Jeremy Hobson: Well, today the government finds out whether toxic assets that no one wanted to buy during the financial crisis are now worthy of a bidding war. The Federal Reserve Bank of New York is auctioning off about $1.5 billion worth of mortgage bonds that it bought from the ailing insurance giant AIG back in 2008.
Marketplace's Stacey Vanek Smith reports.
Stacey Vanek Smith: In the depths of the financial crisis, the Fed bought nearly $16 billion worth of mortgage-backed securities from AIG. Most of those bonds were backed by subprime mortgages and they became known as toxic assets. But yesterday's toxic is today's hot deal. AIG offered to buy the mortgage bonds back from the Fed -- and the Fed turned them down. It thinks it can make more money selling them to the highest bidder.
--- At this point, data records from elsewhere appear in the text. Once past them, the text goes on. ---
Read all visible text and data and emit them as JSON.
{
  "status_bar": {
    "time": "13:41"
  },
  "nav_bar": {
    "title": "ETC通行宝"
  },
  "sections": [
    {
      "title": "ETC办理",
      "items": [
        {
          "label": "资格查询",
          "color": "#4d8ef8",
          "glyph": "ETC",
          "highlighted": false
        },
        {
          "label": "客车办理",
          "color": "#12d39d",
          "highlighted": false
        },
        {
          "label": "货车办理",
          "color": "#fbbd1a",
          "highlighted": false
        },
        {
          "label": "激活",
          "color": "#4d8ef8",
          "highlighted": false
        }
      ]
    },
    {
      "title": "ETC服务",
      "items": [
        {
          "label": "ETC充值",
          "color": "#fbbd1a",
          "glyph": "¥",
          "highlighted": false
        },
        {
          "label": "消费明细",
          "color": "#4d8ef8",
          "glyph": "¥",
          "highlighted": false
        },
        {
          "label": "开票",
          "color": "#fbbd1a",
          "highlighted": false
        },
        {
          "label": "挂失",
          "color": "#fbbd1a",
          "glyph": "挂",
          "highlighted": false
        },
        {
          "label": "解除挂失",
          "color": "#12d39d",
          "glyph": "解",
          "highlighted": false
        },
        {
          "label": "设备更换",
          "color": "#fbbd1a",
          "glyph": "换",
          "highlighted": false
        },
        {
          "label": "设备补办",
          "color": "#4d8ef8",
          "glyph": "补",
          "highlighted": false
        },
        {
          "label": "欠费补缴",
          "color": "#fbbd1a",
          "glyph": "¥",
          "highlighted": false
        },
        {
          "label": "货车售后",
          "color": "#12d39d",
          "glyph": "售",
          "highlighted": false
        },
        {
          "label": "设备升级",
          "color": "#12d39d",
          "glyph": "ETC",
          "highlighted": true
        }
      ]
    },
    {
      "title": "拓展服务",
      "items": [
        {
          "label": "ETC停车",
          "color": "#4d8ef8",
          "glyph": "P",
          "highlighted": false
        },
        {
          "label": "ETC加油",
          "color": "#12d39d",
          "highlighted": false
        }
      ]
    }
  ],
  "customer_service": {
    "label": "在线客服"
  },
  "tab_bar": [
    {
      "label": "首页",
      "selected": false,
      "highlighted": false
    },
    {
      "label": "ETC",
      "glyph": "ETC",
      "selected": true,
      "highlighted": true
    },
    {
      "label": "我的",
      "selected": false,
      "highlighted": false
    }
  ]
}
Dan Nigro is the CEO of Warfield Consultants.
Dan Nigro: People fight over these and they have been crying for supply.
These are still risky investments, but Nigro says investors -- like hedge funds -- believe these bonds will pay high interest rates and rise in value as the housing market recovers.
Nigro: They have value, even as toxic securities, because there is a light at the end of the tunnel.
The sale is part of the government's efforts to unwind the extreme measures it took during the financial crisis. The Fed and the Treasury have hundreds of billions more in toxic assets to sell.
I'm Stacey Vanek-Smith for Marketplace.